Sales Volume & Price: Sales through the Arizona Regional MLS so far are up 18% over 2020 in the first half of 2021 and up 25% from Q2 2020. Because the country was in the throes of a pandemic during the Q2 2020, year-over-year comparisons are less useful. The second half of last year saw a massive surge in buyer activity after pandemic restrictions lifted and it remained unseasonably high until December, so comparing any sales measures to most of 2020 skews the numbers.
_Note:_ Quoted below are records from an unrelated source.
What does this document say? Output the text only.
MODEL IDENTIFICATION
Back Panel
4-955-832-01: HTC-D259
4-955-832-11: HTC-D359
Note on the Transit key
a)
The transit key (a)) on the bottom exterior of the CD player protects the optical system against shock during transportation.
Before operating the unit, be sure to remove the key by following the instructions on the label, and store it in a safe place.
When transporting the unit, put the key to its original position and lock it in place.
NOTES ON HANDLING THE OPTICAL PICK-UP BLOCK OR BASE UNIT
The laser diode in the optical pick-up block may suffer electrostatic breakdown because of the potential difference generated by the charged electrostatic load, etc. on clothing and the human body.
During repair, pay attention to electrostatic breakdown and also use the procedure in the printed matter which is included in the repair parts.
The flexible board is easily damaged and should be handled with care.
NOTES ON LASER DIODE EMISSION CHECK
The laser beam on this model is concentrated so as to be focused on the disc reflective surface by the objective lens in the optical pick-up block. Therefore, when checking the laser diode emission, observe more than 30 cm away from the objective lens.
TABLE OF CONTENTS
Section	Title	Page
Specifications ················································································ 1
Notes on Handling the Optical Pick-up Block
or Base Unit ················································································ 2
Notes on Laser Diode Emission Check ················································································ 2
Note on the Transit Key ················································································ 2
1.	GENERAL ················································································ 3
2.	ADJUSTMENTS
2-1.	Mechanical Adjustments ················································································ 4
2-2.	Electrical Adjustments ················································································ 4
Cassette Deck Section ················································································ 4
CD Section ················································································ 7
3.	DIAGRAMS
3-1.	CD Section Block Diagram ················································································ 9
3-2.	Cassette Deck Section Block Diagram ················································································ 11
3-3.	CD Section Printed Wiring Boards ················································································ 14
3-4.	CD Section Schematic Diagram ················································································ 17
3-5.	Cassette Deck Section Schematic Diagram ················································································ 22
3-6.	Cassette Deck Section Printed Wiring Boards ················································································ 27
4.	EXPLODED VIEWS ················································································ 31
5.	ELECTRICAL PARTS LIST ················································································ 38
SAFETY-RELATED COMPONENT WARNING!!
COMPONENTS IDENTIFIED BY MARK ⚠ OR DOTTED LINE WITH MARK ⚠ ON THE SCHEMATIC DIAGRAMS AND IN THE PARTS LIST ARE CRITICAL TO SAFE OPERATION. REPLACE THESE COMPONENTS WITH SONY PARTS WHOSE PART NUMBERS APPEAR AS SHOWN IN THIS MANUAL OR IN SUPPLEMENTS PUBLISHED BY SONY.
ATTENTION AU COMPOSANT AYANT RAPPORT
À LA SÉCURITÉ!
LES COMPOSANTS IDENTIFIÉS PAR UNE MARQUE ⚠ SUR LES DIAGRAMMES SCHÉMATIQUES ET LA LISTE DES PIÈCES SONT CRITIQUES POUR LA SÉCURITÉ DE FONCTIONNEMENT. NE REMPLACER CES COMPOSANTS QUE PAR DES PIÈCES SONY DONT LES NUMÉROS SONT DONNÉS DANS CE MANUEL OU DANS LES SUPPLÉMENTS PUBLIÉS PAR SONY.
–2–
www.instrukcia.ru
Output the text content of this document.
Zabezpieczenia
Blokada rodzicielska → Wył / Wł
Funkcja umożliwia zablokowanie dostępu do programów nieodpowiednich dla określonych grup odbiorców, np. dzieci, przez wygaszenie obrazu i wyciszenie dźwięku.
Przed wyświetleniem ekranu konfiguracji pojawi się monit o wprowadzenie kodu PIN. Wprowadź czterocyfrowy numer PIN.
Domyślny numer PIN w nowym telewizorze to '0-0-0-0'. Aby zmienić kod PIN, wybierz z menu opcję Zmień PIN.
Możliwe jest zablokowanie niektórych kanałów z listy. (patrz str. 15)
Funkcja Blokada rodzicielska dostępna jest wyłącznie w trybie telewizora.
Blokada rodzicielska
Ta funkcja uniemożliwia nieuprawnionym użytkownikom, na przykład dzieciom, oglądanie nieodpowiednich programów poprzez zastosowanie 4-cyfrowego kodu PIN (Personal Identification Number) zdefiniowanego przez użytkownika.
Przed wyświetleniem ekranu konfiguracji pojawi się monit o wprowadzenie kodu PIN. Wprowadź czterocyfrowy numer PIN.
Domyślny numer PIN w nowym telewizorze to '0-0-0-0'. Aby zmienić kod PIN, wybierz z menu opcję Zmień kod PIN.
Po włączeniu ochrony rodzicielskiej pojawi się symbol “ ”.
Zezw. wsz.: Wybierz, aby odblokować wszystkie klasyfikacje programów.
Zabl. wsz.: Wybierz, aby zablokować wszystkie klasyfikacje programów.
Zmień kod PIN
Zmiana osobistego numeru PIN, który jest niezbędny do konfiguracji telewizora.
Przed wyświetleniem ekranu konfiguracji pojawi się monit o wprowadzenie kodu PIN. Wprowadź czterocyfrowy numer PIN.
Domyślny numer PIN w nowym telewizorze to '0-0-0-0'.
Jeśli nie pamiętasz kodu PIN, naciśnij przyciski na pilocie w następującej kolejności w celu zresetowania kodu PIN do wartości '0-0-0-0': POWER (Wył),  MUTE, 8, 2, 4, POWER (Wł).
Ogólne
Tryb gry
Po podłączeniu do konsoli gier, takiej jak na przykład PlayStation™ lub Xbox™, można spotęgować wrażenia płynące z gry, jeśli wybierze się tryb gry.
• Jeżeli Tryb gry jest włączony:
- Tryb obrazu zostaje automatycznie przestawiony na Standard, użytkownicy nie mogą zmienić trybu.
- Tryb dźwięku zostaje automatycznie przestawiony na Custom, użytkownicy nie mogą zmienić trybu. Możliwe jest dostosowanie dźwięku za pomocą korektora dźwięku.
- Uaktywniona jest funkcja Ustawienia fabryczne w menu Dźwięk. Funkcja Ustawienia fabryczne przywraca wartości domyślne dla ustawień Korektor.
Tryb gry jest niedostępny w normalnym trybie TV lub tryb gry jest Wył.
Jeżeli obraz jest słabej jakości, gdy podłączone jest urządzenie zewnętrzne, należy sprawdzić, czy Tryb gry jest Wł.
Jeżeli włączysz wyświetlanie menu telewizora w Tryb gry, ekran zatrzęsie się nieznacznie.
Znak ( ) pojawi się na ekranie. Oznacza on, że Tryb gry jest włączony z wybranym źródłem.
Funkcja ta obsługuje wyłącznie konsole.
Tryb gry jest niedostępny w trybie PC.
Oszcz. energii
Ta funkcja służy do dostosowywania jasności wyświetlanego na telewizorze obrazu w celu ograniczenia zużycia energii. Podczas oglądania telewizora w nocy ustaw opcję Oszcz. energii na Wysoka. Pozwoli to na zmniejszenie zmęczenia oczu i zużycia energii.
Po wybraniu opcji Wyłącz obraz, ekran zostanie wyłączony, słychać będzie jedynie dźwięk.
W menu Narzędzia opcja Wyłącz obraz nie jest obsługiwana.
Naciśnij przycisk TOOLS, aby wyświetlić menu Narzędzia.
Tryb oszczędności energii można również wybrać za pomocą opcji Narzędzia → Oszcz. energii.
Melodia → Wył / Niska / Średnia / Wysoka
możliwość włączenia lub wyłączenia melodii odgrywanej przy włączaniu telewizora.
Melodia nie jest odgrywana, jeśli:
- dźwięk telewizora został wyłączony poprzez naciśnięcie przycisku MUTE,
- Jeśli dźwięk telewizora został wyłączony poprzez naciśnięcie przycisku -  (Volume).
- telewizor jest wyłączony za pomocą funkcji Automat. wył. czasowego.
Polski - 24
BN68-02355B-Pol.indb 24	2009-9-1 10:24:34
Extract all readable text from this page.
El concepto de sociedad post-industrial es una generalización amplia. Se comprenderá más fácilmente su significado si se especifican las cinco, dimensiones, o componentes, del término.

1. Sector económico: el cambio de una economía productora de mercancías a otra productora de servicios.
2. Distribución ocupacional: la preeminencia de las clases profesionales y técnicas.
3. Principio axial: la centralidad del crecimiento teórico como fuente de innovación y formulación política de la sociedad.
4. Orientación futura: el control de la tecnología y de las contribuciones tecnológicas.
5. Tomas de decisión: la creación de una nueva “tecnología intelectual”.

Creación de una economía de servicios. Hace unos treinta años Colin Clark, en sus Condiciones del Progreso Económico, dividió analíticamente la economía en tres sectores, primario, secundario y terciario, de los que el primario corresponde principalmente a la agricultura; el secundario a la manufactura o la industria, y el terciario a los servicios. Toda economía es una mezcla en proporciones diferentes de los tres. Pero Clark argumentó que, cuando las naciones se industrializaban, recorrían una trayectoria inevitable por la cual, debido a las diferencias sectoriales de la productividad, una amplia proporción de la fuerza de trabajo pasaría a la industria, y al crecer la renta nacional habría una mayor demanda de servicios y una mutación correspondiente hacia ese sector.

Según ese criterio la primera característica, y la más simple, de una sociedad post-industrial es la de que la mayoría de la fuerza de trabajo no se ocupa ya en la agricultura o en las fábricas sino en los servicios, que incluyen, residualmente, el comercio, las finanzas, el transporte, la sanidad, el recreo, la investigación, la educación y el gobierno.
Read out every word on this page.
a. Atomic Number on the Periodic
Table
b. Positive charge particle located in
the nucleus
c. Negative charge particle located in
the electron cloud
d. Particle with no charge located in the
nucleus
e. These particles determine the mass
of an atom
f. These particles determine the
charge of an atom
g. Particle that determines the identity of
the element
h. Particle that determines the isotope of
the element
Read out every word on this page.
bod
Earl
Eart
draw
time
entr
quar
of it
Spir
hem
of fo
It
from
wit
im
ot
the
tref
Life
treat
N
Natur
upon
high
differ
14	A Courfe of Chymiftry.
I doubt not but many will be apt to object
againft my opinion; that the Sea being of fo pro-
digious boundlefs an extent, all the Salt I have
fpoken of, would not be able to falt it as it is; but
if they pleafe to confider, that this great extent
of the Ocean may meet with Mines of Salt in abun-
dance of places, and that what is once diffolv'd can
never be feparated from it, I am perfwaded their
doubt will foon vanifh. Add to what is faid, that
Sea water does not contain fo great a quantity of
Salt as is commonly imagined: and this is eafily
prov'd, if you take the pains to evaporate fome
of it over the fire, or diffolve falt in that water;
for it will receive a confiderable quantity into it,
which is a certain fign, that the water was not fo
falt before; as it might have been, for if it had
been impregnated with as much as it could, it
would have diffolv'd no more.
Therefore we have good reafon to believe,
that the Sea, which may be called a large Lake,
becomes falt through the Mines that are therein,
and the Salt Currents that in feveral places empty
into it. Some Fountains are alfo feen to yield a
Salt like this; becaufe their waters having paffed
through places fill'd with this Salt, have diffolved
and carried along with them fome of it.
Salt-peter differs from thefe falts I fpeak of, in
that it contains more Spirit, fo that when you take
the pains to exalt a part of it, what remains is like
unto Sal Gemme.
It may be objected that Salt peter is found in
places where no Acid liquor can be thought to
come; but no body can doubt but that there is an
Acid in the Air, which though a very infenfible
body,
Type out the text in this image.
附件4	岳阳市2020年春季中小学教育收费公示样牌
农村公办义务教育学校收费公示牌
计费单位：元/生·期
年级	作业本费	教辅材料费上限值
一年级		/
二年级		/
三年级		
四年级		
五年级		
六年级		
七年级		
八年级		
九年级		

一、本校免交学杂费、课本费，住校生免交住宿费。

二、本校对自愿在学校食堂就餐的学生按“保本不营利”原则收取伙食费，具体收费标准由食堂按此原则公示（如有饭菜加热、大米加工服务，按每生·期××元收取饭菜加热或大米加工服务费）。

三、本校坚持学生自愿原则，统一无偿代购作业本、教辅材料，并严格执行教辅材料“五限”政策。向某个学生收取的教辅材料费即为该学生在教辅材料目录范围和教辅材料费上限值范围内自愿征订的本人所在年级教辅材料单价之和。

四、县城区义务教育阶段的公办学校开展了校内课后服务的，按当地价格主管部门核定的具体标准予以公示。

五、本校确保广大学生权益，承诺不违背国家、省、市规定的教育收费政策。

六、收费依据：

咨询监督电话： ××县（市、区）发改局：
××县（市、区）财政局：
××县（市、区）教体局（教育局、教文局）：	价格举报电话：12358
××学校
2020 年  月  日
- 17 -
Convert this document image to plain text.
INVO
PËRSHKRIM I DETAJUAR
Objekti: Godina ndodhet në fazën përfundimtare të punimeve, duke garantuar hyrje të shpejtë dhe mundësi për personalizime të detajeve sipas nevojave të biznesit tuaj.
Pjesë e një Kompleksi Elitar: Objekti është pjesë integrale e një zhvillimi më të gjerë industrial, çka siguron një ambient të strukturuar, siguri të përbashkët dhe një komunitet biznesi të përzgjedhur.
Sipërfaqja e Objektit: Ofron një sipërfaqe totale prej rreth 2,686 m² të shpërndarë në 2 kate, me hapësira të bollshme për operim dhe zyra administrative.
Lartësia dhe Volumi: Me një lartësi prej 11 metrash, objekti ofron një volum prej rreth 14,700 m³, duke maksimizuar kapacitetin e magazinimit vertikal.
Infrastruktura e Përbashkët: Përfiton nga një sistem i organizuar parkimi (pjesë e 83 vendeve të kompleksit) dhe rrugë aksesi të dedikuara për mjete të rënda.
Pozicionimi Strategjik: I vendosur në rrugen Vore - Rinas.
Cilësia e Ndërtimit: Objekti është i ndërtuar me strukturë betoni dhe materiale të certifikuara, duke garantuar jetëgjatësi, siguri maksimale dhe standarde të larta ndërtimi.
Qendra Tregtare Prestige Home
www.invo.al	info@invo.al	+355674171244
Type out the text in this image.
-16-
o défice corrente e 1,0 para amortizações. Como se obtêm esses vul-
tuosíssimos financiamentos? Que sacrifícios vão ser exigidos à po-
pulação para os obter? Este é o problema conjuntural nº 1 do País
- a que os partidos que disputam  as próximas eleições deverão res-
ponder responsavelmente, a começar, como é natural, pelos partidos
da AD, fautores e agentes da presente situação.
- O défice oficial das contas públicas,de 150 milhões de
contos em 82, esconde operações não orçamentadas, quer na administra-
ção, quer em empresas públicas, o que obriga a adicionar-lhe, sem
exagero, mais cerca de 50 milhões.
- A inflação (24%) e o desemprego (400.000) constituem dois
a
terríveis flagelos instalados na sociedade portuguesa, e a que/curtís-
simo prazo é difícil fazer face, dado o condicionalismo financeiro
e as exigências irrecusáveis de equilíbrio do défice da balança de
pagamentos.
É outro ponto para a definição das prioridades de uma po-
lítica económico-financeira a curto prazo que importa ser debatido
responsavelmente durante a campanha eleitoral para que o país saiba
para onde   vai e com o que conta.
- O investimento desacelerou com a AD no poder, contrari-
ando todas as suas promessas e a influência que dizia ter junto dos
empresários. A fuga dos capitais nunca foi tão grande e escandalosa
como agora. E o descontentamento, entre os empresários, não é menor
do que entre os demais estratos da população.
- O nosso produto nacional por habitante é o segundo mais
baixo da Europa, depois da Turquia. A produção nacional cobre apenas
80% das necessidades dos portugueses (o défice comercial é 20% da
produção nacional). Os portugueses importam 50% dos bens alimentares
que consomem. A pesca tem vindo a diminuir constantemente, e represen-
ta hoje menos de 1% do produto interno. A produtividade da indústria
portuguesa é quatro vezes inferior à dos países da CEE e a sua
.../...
As such, 2019 serves as a better historical comparison for how the market is performing and will most likely perform over the next few months. While 2021 came out with a bang, momentum fell sharply in March and lack of supply kept new contracts below peak season expectations in May; now 2021 is following closely in line with 2019 seasonally. It’s reasonable to expect listings under contract to gradually decline between now and December. This is happening as supply is unseasonably rising when it should be declining, thus providing buyers a smidgeon of much-needed relief. While the sales price per square foot between $250K–$400K has been rising at an average of 3.5% per month over the past 5 months, so far between June and July, it’s risen 1.2%; the overall median sales price is up just 0.1%, from $400,000 to $400,500.